Stagebeoordelingen: Hoe kunnen deze beter verlopen?
In 2016-2017 startten we een onderzoek naar pistes ter verbetering van stagebeoordelingen. Na een literatuurstudie werden vier opleidingen geselecteerd (i.e., PBKLO = Professionele Bachelors Kleuter- en Lager Onderwijs, VPK = Verpleegkunde, en AFI = Accountancy en Fiscaliteit). Voor elke opleiding werd de stagebeoordeling van het laatste jaar doorgelicht op zoek naar verbeteropties. Vervolgens werd telkens een onderzoeksdesign uitgewerkt voor het academiejaar 2017-2018. In de uitwerking van de designs probeerden we een belangrijke aanbeveling uit de literatuur voor ogen te houden: een goede stagebeoordeling dient naast een summatief aspect ook een formatief aspect te hebben.
Om te weten of verandering ook verbetering is, moesten we op zoek naar geschikte criteria. We kwamen uit bij het Competentie Assessment Wiel (Baartman et al., 2006; 2007) waarin een reeks kwaliteitscriteria voor beoordelingsprogramma’s naar voren geschoven worden. In 2016-2017 plande een onderzoeksteam van de UAntwerpen een interventie in het Flextraject van PBLO die aansloot bij onze doelstelling. Ideaal om de vragenlijst te testen die we opstelden om de kwaliteitscriteria te meten. Die doorstond de test vrij goed, wat toeliet uitspraken te doen over de interventie (i.e., D-PAC, een methode voor paarsgewijze beoordeling). Over het algemeen werd de interventie door begeleiders eerder neutraal en door studenten eerder negatief beoordeeld. In Voorstudie 2 bij tweedejaars VPK werd onze vragenlijst geoptimaliseerd. De stagebeoordeling werd er positief beoordeeld, al vonden studenten dat de beslissingen die worden genomen gebaseerd waren op een te beperkt aantal assessmentsituaties en beoordelaars.

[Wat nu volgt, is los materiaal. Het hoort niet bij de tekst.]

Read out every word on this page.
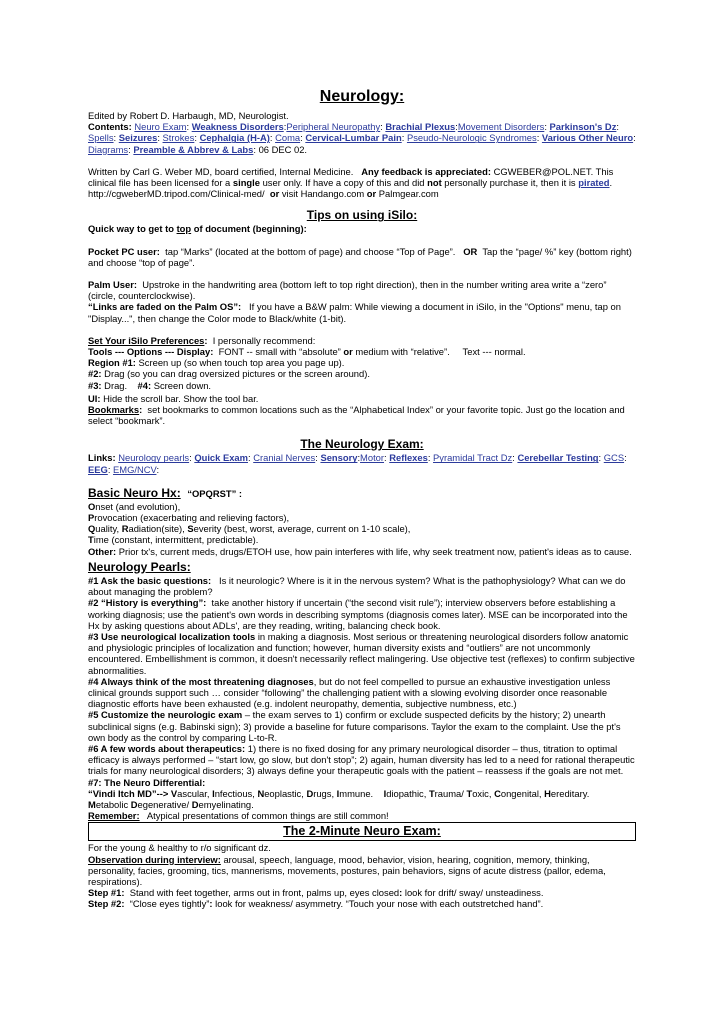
Neurology:

Edited by Robert D. Harbaugh, MD, Neurologist.

Contents: Neuro Exam: Weakness Disorders:Peripheral Neuropathy: Brachial Plexus:Movement Disorders: Parkinson's Dz: Spells: Seizures: Strokes: Cephalgia (H-A): Coma: Cervical-Lumbar Pain: Pseudo-Neurologic Syndromes: Various Other Neuro: Diagrams: Preamble & Abbrev & Labs: 06 DEC 02.

Written by Carl G. Weber MD, board certified, Internal Medicine. Any feedback is appreciated: CGWEBER@POL.NET. This clinical file has been licensed for a single user only. If have a copy of this and did not personally purchase it, then it is pirated.

http://cgweberMD.tripod.com/Clinical-med/ or visit Handango.com or Palmgear.com

Tips on using iSilo:

Quick way to get to top of document (beginning):

Pocket PC user: tap “Marks” (located at the bottom of page) and choose “Top of Page”. OR Tap the “page/ %” key (bottom right) and choose “top of page”.

Palm User: Upstroke in the handwriting area (bottom left to top right direction), then in the number writing area write a “zero” (circle, counterclockwise).

“Links are faded on the Palm OS”: If you have a B&W palm: While viewing a document in iSilo, in the "Options" menu, tap on "Display...", then change the Color mode to Black/white (1-bit).

Set Your iSilo Preferences: I personally recommend:

Tools --- Options --- Display: FONT -- small with “absolute” or medium with “relative”.     Text --- normal.

Region #1: Screen up (so when touch top area you page up).

#2: Drag (so you can drag oversized pictures or the screen around).

#3: Drag. #4: Screen down.

UI: Hide the scroll bar. Show the tool bar.

Bookmarks: set bookmarks to common locations such as the “Alphabetical Index” or your favorite topic. Just go the location and select “bookmark”.

The Neurology Exam:

Links: Neurology pearls: Quick Exam: Cranial Nerves: Sensory:Motor: Reflexes: Pyramidal Tract Dz: Cerebellar Testing: GCS: EEG: EMG/NCV:

Basic Neuro Hx: “OPQRST” :

Onset (and evolution),

Provocation (exacerbating and relieving factors),

Quality, Radiation(site), Severity (best, worst, average, current on 1-10 scale),

Time (constant, intermittent, predictable).

Other: Prior tx's, current meds, drugs/ETOH use, how pain interferes with life, why seek treatment now, patient's ideas as to cause.

Neurology Pearls:

#1 Ask the basic questions: Is it neurologic? Where is it in the nervous system? What is the pathophysiology? What can we do about managing the problem?

#2 “History is everything”: take another history if uncertain (“the second visit rule”); interview observers before establishing a working diagnosis; use the patient's own words in describing symptoms (diagnosis comes later). MSE can be incorporated into the Hx by asking questions about ADLs', are they reading, writing, balancing check book.

#3 Use neurological localization tools in making a diagnosis. Most serious or threatening neurological disorders follow anatomic and physiologic principles of localization and function; however, human diversity exists and “outliers” are not uncommonly encountered. Embellishment is common, it doesn't necessarily reflect malingering. Use objective test (reflexes) to confirm subjective abnormalities.

#4 Always think of the most threatening diagnoses, but do not feel compelled to pursue an exhaustive investigation unless clinical grounds support such … consider “following” the challenging patient with a slowing evolving disorder once reasonable diagnostic efforts have been exhausted (e.g. indolent neuropathy, dementia, subjective numbness, etc.)

#5 Customize the neurologic exam – the exam serves to 1) confirm or exclude suspected deficits by the history; 2) unearth subclinical signs (e.g. Babinski sign); 3) provide a baseline for future comparisons. Taylor the exam to the complaint. Use the pt's own body as the control by comparing L-to-R.

#6 A few words about therapeutics: 1) there is no fixed dosing for any primary neurological disorder – thus, titration to optimal efficacy is always performed – “start low, go slow, but don't stop”; 2) again, human diversity has led to a need for rational therapeutic trials for many neurological disorders; 3) always define your therapeutic goals with the patient – reassess if the goals are not met.

#7: The Neuro Differential:

“Vindi Itch MD”--> Vascular, Infectious, Neoplastic, Drugs, Immune.    Idiopathic, Trauma/ Toxic, Congenital, Hereditary.

Metabolic Degenerative/ Demyelinating.

Remember: Atypical presentations of common things are still common!

The 2-Minute Neuro Exam:

For the young & healthy to r/o significant dz.

Observation during interview: arousal, speech, language, mood, behavior, vision, hearing, cognition, memory, thinking, personality, facies, grooming, tics, mannerisms, movements, postures, pain behaviors, signs of acute distress (pallor, edema, respirations).

Step #1: Stand with feet together, arms out in front, palms up, eyes closed: look for drift/ sway/ unsteadiness.

Step #2: “Close eyes tightly”: look for weakness/ asymmetry. “Touch your nose with each outstretched hand”.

In Studie 1 en 2, werd het aantal assessmentsituaties en beoordelaars verhoogd binnen een experimenteel design. In Studie 1 (in PBKO & PBLO) werden voor de helft van de studenten meer begeleiders ingeschakeld die ook vaker op lesbezoek gingen. In Studie 2 (in VPK) werden voor de helft van de studenten de medestudenten ingeschakeld via peer assessments. De effecten werden gemeten aan de hand van de eerder genoemde kwaliteitscriteria. Die werden gemeten op het niveau van de algemene beoordeling (= in de controlegroep en de experimentele groep) en op het niveau van de specifieke interventie (= in de experimentele groep). Tot slot vergeleken we de controlegroep en de experimentele groep ook in termen van Leereffect en Selectie. De bevraging in de experimentele groep leerde ons dat de interventies goed onthaald werden, maar uit de groepsvergelijkingen kwamen weinig effecten van de interventies aan het licht. Of toch minstens voor begeleiders. De studenten bleken geen voorstanders van peer assessment te zijn. In Studie 3 (in AFI) gooiden we het over een andere boeg. Via leergroepen probeerden we de studenten soft skills aan te leren en via een nieuw beoordelingsformulier probeerden we die mee in het eindoordeel te betrekken. Omwille van het geringe studentenaantal werden de kwaliteitscriteria enkel gemeten op niveau van de specifieke interventie. Voor Leereffect en Selectie werd een vergelijking gemaakt met het voorgaande jaar. Beide interventies werden goed onthaald door studenten en begeleiders. Op het gebied van Selectie waren er geen verschillen, maar de meerwaarde van de interventie op het Leereffect werd duidelijk doordat studenten meer competentiegroei rapporteerden. In de discussie staan we stil bij hoe het komt dat sommige interventies beter onthaald werden en meer effect hadden dan andere. We eindigen met een aantal aanbevelingen en beperkingen.
Duriez, B., Coppens, S., Heynderickx, T., & Verheyen, H. (2018). Stagebeoordelingen: Hoe kunnen deze beter verlopen? Antwerpen, Karel de Grote Hogeschool: Intern Rapport.